A part le risque de change et les frais supplémentaires, les règles juridiques en matière d’achat immobilier et de droit à la propriété sont à bien considérer. En Australie par exemple, un comité consultatif appelé FIRB ou Foreign Investment Review Board se charge d’analyser votre demande avant de valider ou non. 

Ce qu’il faut savoir avant l’achat d’un bien à l’étranger 

L’investissement immobilier à l’étranger requiert une connaissance sur la réglementation locale ainsi que la fiscalité pour éviter les problèmes. Il faut faire preuve de vigilance, car les règles administratives et juridiques varient d’un pays à un autre.

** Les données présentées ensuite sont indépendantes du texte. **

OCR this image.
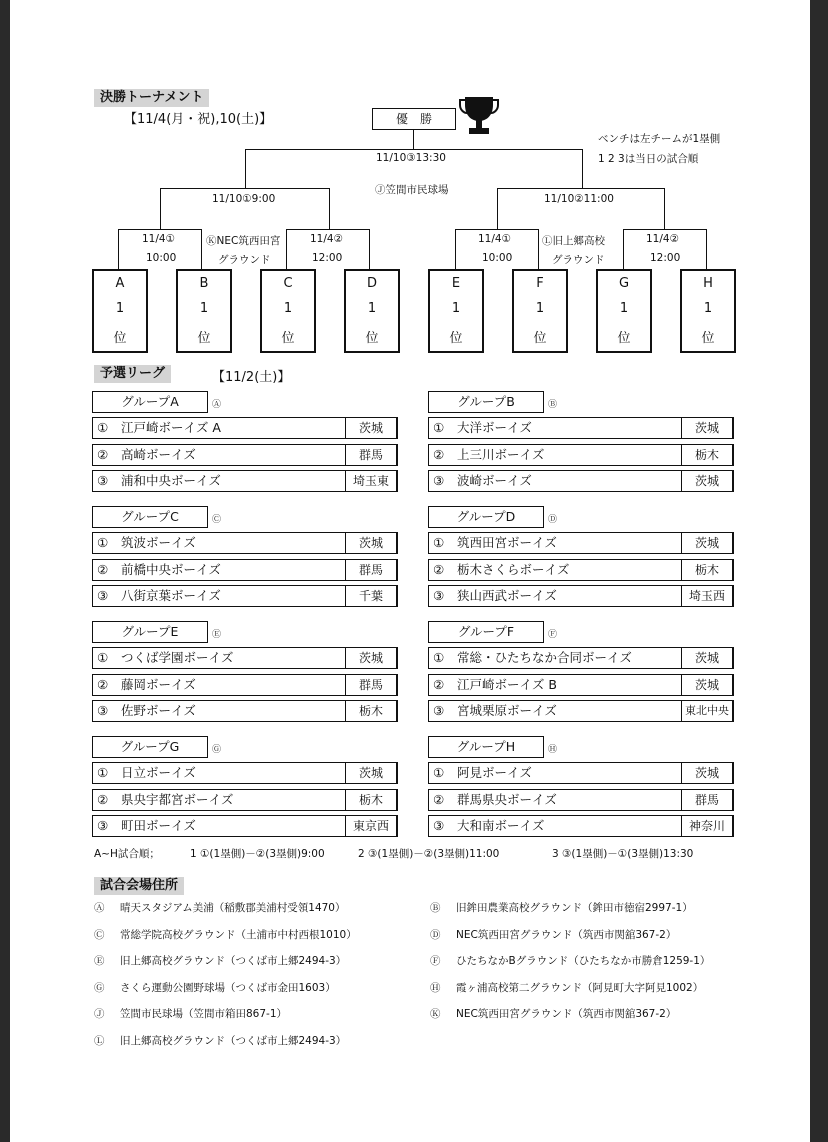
決勝トーナメント
【11/4(月・祝),10(土)】	優　勝
ベンチは左チームが1塁側
1 2 3は当日の試合順
11/10③13:30
Ⓙ笠間市民球場
11/10①9:00	11/10②11:00
11/4①
10:00
11/4②
12:00
ⓀNEC筑西田宮
グラウンド
11/4①
10:00
11/4②
12:00
Ⓛ旧上郷高校
グラウンド
A
1
位
B
1
位
C
1
位
D
1
位
E
1
位
F
1
位
G
1
位
H
1
位
予選リーグ	【11/2(土)】
グループA	Ⓐ
① 江戸崎ボーイズ A	茨城
② 高崎ボーイズ	群馬
③ 浦和中央ボーイズ	埼玉東
グループB	Ⓑ
① 大洋ボーイズ	茨城
② 上三川ボーイズ	栃木
③ 波崎ボーイズ	茨城
グループC	Ⓒ
① 筑波ボーイズ	茨城
② 前橋中央ボーイズ	群馬
③ 八街京葉ボーイズ	千葉
グループD	Ⓓ
① 筑西田宮ボーイズ	茨城
② 栃木さくらボーイズ	栃木
③ 狭山西武ボーイズ	埼玉西
グループE	Ⓔ
① つくば学園ボーイズ	茨城
② 藤岡ボーイズ	群馬
③ 佐野ボーイズ	栃木
グループF	Ⓕ
① 常総・ひたちなか合同ボーイズ	茨城
② 江戸崎ボーイズ B	茨城
③ 宮城栗原ボーイズ	東北中央
グループG	Ⓖ
① 日立ボーイズ	茨城
② 県央宇都宮ボーイズ	栃木
③ 町田ボーイズ	東京西
グループH	Ⓗ
① 阿見ボーイズ	茨城
② 群馬県央ボーイズ	群馬
③ 大和南ボーイズ	神奈川
A~H試合順；	1 ①(1塁側)－②(3塁側)9:00	2 ③(1塁側)－②(3塁側)11:00	3 ③(1塁側)－①(3塁側)13:30
試合会場住所
Ⓐ 晴天スタジアム美浦（稲敷郡美浦村受領1470）	Ⓑ 旧鉾田農業高校グラウンド（鉾田市徳宿2997-1）
Ⓒ 常総学院高校グラウンド（土浦市中村西根1010）	Ⓓ NEC筑西田宮グラウンド（筑西市関舘367-2）
Ⓔ 旧上郷高校グラウンド（つくば市上郷2494-3）	Ⓕ ひたちなかBグラウンド（ひたちなか市勝倉1259-1）
Ⓖ さくら運動公園野球場（つくば市金田1603）	Ⓗ 霞ヶ浦高校第二グラウンド（阿見町大字阿見1002）
Ⓙ 笠間市民球場（笠間市箱田867-1）	Ⓚ NEC筑西田宮グラウンド（筑西市関舘367-2）
Ⓛ 旧上郷高校グラウンド（つくば市上郷2494-3）
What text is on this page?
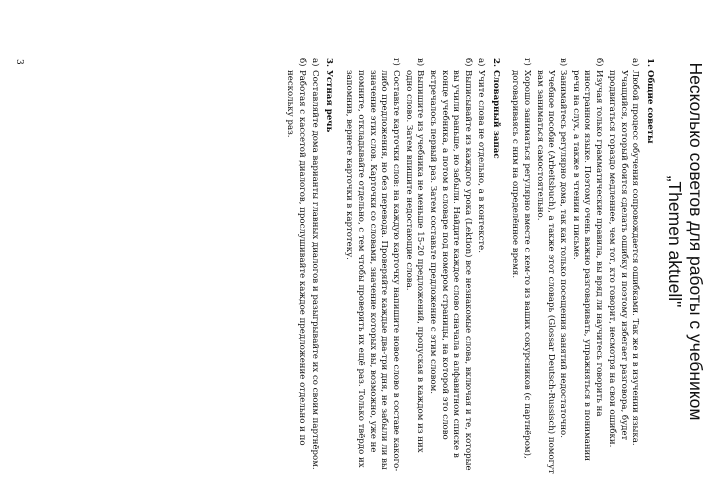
Несколько советов для работы с учебником
„Themen aktuell"
1. Общие советы
а)
Любой процесс обучения сопровождается ошибками. Так же и в изучении языка. Учащийся, который боится сделать ошибку и поэтому избегает разговора, будет продвигаться гораздо медленнее, чем тот, кто говорит, несмотря на свои ошибки.
б)
Изучая только грамматические правила, вы вряд ли научитесь говорить на иностранном языке. Поэтому очень важно разговаривать, упражняться в понимании речи на слух, а также в чтении и письме.
в)
Занимайтесь регулярно дома, так как только посещения занятий недостаточно. Учебное пособие (Arbeitsbuch), а также этот словарь (Glossar Deutsch-Russisch) помогут вам заниматься самостоятельно.
г)
Хорошо заниматься регулярно вместе с кем-то из ваших сокурсников (с партнёром), договариваясь с ним на определённое время.
2. Словарный запас
а)
Учите слова не отдельно, а в контексте.
б)
Выписывайте из каждого урока (Lektion) все незнакомые слова, включая и те, которые вы учили раньше, но забыли. Найдите каждое слово сначала в алфавитном списке в конце учебника, а потом в словаре под номером страницы, на которой это слово встречалось первый раз. Затем составьте предложение с этим словом.
в)
Выпишите из учебника не меньше 15-20 предложений, пропуская в каждом из них одно слово. Затем впишите недостающие слова.
г)
Составьте карточки слов: на каждую карточку напишите новое слово в составе какого-либо предложения, но без перевода. Проверяйте каждые два-три дня, не забыли ли вы значение этих слов. Карточки со словами, значение которых вы, возможно, уже не помните, откладывайте отдельно, с тем чтобы проверить их ещё раз. Только твёрдо их запомнив, вернете карточки в картотеку.
3. Устная речь
а)
Составляйте дома варианты главных диалогов и разыгрывайте их со своим партнёром.
б)
Работая с кассетой диалогов, прослушивайте каждое предложение отдельно и по нескольку раз.
3
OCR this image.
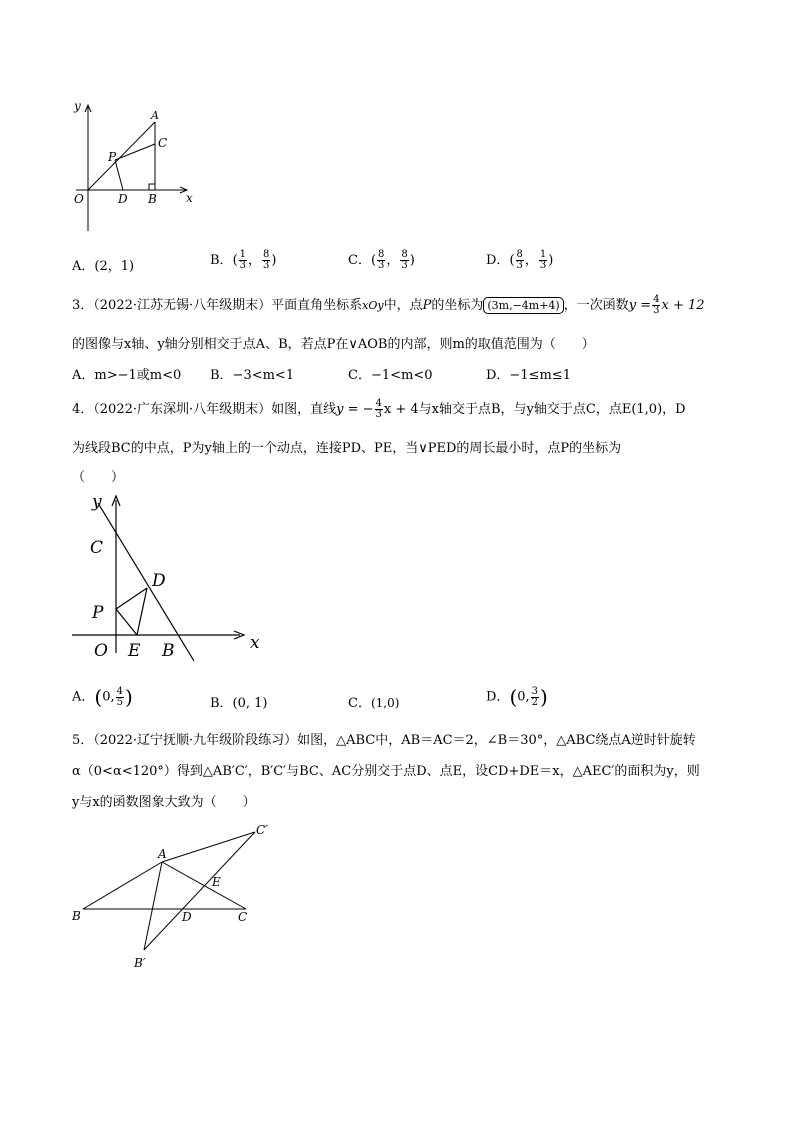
y
x
O
A
C
P
D B
A．(2，1)	B．( $\frac{1}{3}$ ， $\frac{8}{3}$ )	C．( $\frac{8}{3}$ ， $\frac{8}{3}$ )	D．( $\frac{8}{3}$ ， $\frac{1}{3}$ )
3．（2022·江苏无锡·八年级期末）平面直角坐标系xOy中，点P的坐标为 (3m,−4m+4) ，一次函数$y = \frac{4}{3}$ x + 12
的图像与x轴、y轴分别相交于点A、B，若点P在∨AOB的内部，则m的取值范围为（　　）
A．m>−1或m<0 B．−3<m<1	C．−1<m<0	D．−1≤m≤1
4．（2022·广东深圳·八年级期末）如图，直线y = − $\frac{4}{3}$ x + 4与x轴交于点B，与y轴交于点C，点E(1,0)，D
为线段BC的中点，P为y轴上的一个动点，连接PD、PE，当∨PED的周长最小时，点P的坐标为
（　　）
y
x
C
D
P
O E B
A．(0, $\frac{4}{5}$ )	B．(0, 1)	C．(1,0)	D．(0, $\frac{3}{2}$ )
5．（2022·辽宁抚顺·九年级阶段练习）如图，△ABC中，AB＝AC＝2，∠B＝30°，△ABC绕点A逆时针旋转
α（0<α<120°）得到△AB′C′，B′C′与BC、AC分别交于点D、点E，设CD+DE＝x，△AEC′的面积为y，则
y与x的函数图象大致为（　　）
A
C′
E
B	D	C
B′
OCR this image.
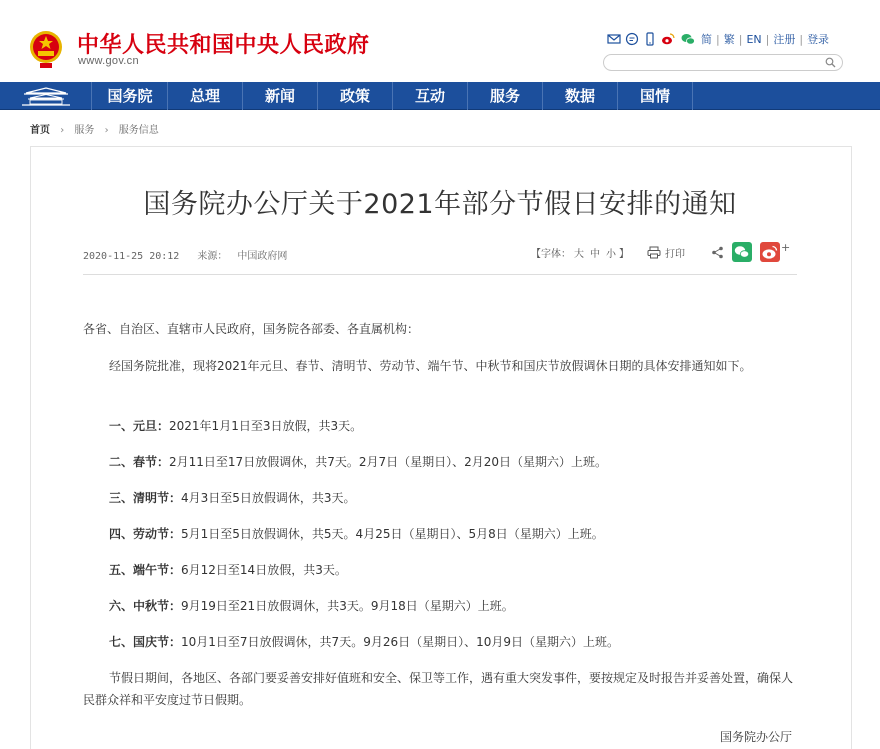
中华人民共和国中央人民政府
www.gov.cn
简 | 繁 | EN | 注册 | 登录
国务院	总理	新闻	政策	互动	服务	数据	国情
首页 › 服务 › 服务信息
国务院办公厅关于2021年部分节假日安排的通知
2020-11-25 20:12 来源： 中国政府网	【字体： 大 中 小 】	打印
+
各省、自治区、直辖市人民政府，国务院各部委、各直属机构：
经国务院批准，现将2021年元旦、春节、清明节、劳动节、端午节、中秋节和国庆节放假调休日期的具体安排通知如下。
一、元旦：2021年1月1日至3日放假，共3天。
二、春节：2月11日至17日放假调休，共7天。2月7日（星期日）、2月20日（星期六）上班。
三、清明节：4月3日至5日放假调休，共3天。
四、劳动节：5月1日至5日放假调休，共5天。4月25日（星期日）、5月8日（星期六）上班。
五、端午节：6月12日至14日放假，共3天。
六、中秋节：9月19日至21日放假调休，共3天。9月18日（星期六）上班。
七、国庆节：10月1日至7日放假调休，共7天。9月26日（星期日）、10月9日（星期六）上班。
节假日期间，各地区、各部门要妥善安排好值班和安全、保卫等工作，遇有重大突发事件，要按规定及时报告并妥善处置，确保人民群众祥和平安度过节日假期。
国务院办公厅
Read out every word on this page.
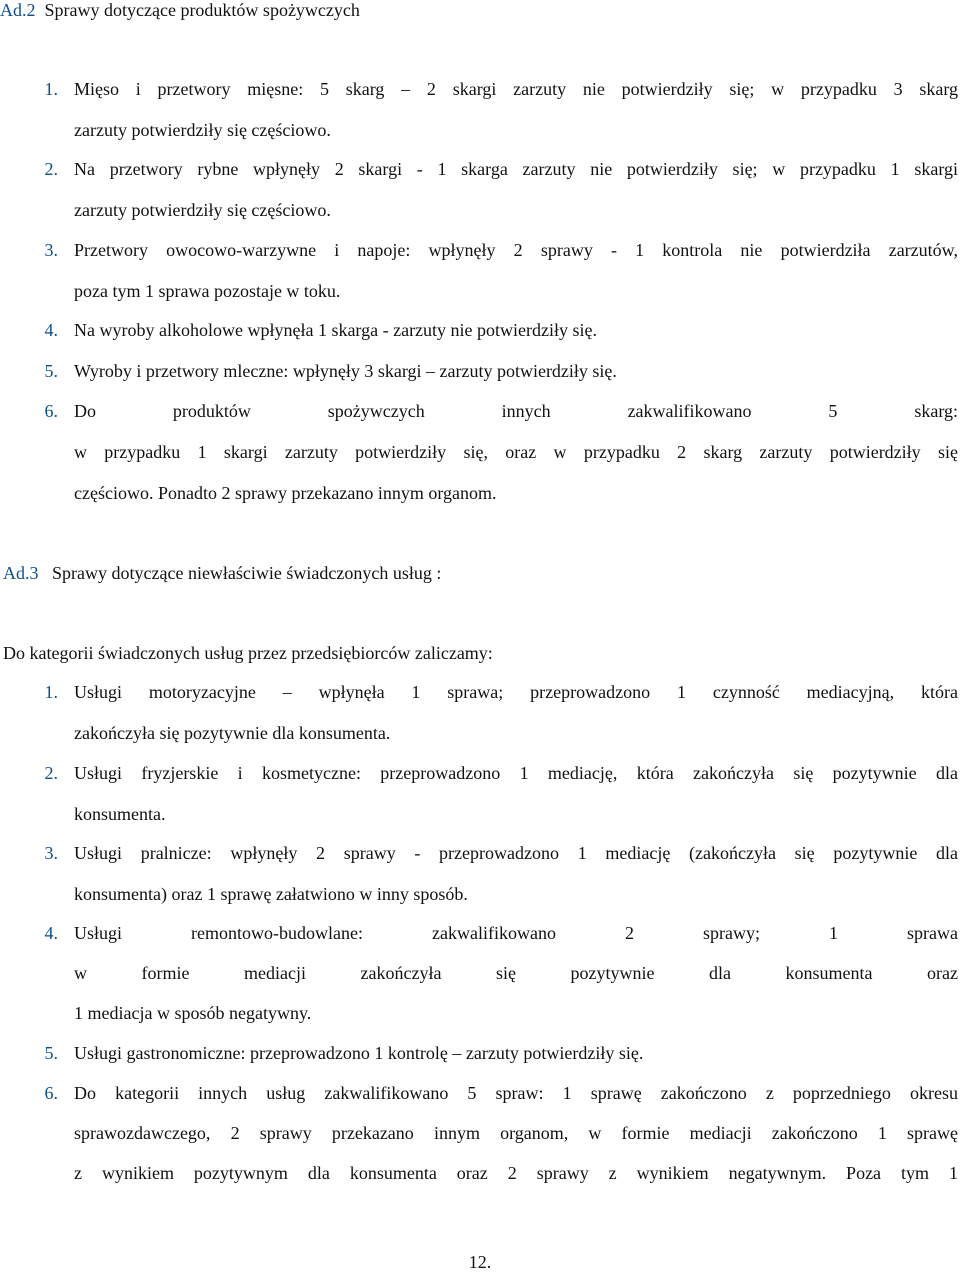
Ad.2 Sprawy dotyczące produktów spożywczych
1. Mięso i przetwory mięsne: 5 skarg – 2 skargi zarzuty nie potwierdziły się; w przypadku 3 skarg
zarzuty potwierdziły się częściowo.
2. Na przetwory rybne wpłynęły 2 skargi - 1 skarga zarzuty nie potwierdziły się; w przypadku 1 skargi
zarzuty potwierdziły się częściowo.
3. Przetwory owocowo-warzywne i napoje: wpłynęły 2 sprawy - 1 kontrola nie potwierdziła zarzutów,
poza tym 1 sprawa pozostaje w toku.
4. Na wyroby alkoholowe wpłynęła 1 skarga - zarzuty nie potwierdziły się.
5. Wyroby i przetwory mleczne: wpłynęły 3 skargi – zarzuty potwierdziły się.
6. Do produktów spożywczych innych zakwalifikowano 5 skarg:
w przypadku 1 skargi zarzuty potwierdziły się, oraz w przypadku 2 skarg zarzuty potwierdziły się
częściowo. Ponadto 2 sprawy przekazano innym organom.
Ad.3 Sprawy dotyczące niewłaściwie świadczonych usług :
Do kategorii świadczonych usług przez przedsiębiorców zaliczamy:
1. Usługi motoryzacyjne – wpłynęła 1 sprawa; przeprowadzono 1 czynność mediacyjną, która
zakończyła się pozytywnie dla konsumenta.
2. Usługi fryzjerskie i kosmetyczne: przeprowadzono 1 mediację, która zakończyła się pozytywnie dla
konsumenta.
3. Usługi pralnicze: wpłynęły 2 sprawy - przeprowadzono 1 mediację (zakończyła się pozytywnie dla
konsumenta) oraz 1 sprawę załatwiono w inny sposób.
4. Usługi remontowo-budowlane: zakwalifikowano 2 sprawy; 1 sprawa
w formie mediacji zakończyła się pozytywnie dla konsumenta oraz
1 mediacja w sposób negatywny.
5. Usługi gastronomiczne: przeprowadzono 1 kontrolę – zarzuty potwierdziły się.
6. Do kategorii innych usług zakwalifikowano 5 spraw: 1 sprawę zakończono z poprzedniego okresu
sprawozdawczego, 2 sprawy przekazano innym organom, w formie mediacji zakończono 1 sprawę
z wynikiem pozytywnym dla konsumenta oraz 2 sprawy z wynikiem negatywnym. Poza tym 1
12.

L’accompagnement par un spécialiste est fortement conseillé. Consultez un notaire professionnel et avocat spécialisé pour vous accompagner dans vos démarches. Contactez les professionnels de l’immobilier locaux et effectuez une visite guidée pour inspecter les lieux. 

Choisissez bien l’emplacement si vous souhaitez revendre le bien. 

Les frais complémentaires 

L’achat d’une propriété à l’étranger ne se limite pas à payer le montant du bien, mais il existe d’autres frais à régler. Il est conseillé de bien se renseigner sur les frais et les taxes en vigueur dans le pays choisi pour investir. Aux Etats-Unis par exemple, « property tax » doit-être payé chaque année et la FIRPTA ou «Foreign Investment in Real Property Tax Act » le jour de la vente. 

Avant de prendre la décision d’acheter un bien immobilier à l’étranger, consultez une agence immobilière professionnelle. Elle saura vous accompagner tout au long de votre démarche et vous présentera les experts dans le domaine.